THE year was 1976: America celebrated its 200th birthday, Alex Haley published Roots, the Dow Jones closed at 1004 and I arrived in Tucson with a backpack, a college degree and $80 in my pocket.
My parents were less than thrilled with my post-grad decision to hitchhike across the country to find myself, and my mothers parting words summed up her anxiety: When you stick out your thumb to get a ride, my face will be at the end of it. Predictably, I never used my thumb but found a unique way of flagging down cars with a bandana.
Tucson was, and still is, a truly welcoming community and it didnt take long to feel at home.
The mountains and desert air intoxicated me in a way I hadnt felt since my junior year in Israel. Everyone I met offered help and suggestions about places to live, jobs to find and the best places to eat under $3.
But it didnt take long before my wanderlust turned to wonder-lust. I wondered, long and hard, about what I would actually do with a bachelors degree in psychology and no real skills other than waitressing tables and acquiring a serious tan.
I dont remember much from my 20s (not because I didnt inhale, but because my memory is getting hazy), but one thing stands out: volunteering did more to direct and influence my choices positively than almost anything else.
It may be the best kept secret of all time, deserving a great big shout out for those of us who struggle to figure out who we want to be when we grow up, but it is true. If you want to find purpose and meaning in your life, if you want to connect with others who share your values, and if you want to feel that you really count for something get out and volunteer.
I STARTED with what I knew and felt most comfortable with food. As I shelved and bagged organic products at the Food Co-op, I met wonderful people and learned more about Tucson than any guidebook could ever tell me.
Next I volunteered during the summer at the Second Street School where I heard about another volunteer opportunity working with kids at a counseling center.
That position actually led to a paying job when a parent asked me to work privately with her disabled daughter.
We didnt call it networking in those days, but thats what it was: a pathway to the people, places, and opportunities that would indelibly affect my efforts to define myself and determine a career.
The most significant volunteer stint was as an intake-receiving officer at the Juvenile Court Center. This required extensive training from some of the finest professionals in the juvenile system. While the hours were long and the demands were heavy, the rewards were great.
It was in those offices in the fall of 1976 that I decided to apply to law school so I could better understand the legal system, with the hope that one day I might help those who found themselves tangled up in it.
THE concept of helping others, of giving of our time, resources, talents and money to those in need, is one of the pillars of Judaism, based upon core values like chesed (compassion), tzedek (justice) and tikkun olam (repairing the world).
The idea that we are partners with G-d in the continuing creation of the world and therefore have an obligation to repair what is broken, informs much of the work of philanthropic organizations like the federations and Jewish community foundations.
Tikkun olam is the call and our response can, and should, take many forms.
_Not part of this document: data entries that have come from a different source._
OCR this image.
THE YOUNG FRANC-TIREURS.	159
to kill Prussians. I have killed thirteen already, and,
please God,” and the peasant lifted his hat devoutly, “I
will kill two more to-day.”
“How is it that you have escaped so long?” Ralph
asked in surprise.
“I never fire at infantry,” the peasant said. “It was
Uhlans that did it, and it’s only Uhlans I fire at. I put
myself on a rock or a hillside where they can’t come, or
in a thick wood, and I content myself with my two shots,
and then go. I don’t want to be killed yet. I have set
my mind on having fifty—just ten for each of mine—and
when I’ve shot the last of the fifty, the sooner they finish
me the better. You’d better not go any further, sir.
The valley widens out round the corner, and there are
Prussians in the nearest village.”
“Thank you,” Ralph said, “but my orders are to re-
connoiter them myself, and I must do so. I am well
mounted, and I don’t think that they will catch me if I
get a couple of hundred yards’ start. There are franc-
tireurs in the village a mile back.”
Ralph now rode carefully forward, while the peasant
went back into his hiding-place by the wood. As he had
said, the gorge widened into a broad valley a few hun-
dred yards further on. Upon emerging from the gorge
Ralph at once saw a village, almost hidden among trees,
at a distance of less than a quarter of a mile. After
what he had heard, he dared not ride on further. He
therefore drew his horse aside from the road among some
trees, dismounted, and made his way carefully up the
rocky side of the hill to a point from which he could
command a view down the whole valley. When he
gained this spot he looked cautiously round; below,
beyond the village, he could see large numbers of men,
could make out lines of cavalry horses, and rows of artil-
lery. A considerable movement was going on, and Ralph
AT a time when funding for so many of our community needs from healthcare and education to employment and housing is being cut, requiring serious staff and service reductions, it is more important than ever to volunteer.
Yet, according to a study by the National Conference on Citizenship, 72% of Americans report that over the past year they have reduced the time they spend on volunteering, largely as the result of the recession and a need to look out for themselves.
The findings amount to what the reports authors called a civic depression.
The paradox of volunteering is this: the more you give, the more you are given personally, psychologically, professionally. Helping others who have problems or needs greater than your own can provide a perspective about your own life that contributes to a more positive attitude or sense of self-worth.
Informal networking can lead you into new directions and open doors you never knew existed.
Volunteering is truly win-win. Everyone, from the giver to the recipient to others inspired by your efforts who decide to volunteer as a result, comes out ahead.
Winston Churchill said it beautifully: We make a living by what we do, but we make a life by what we give.
Today, more than ever before, we should heed his message.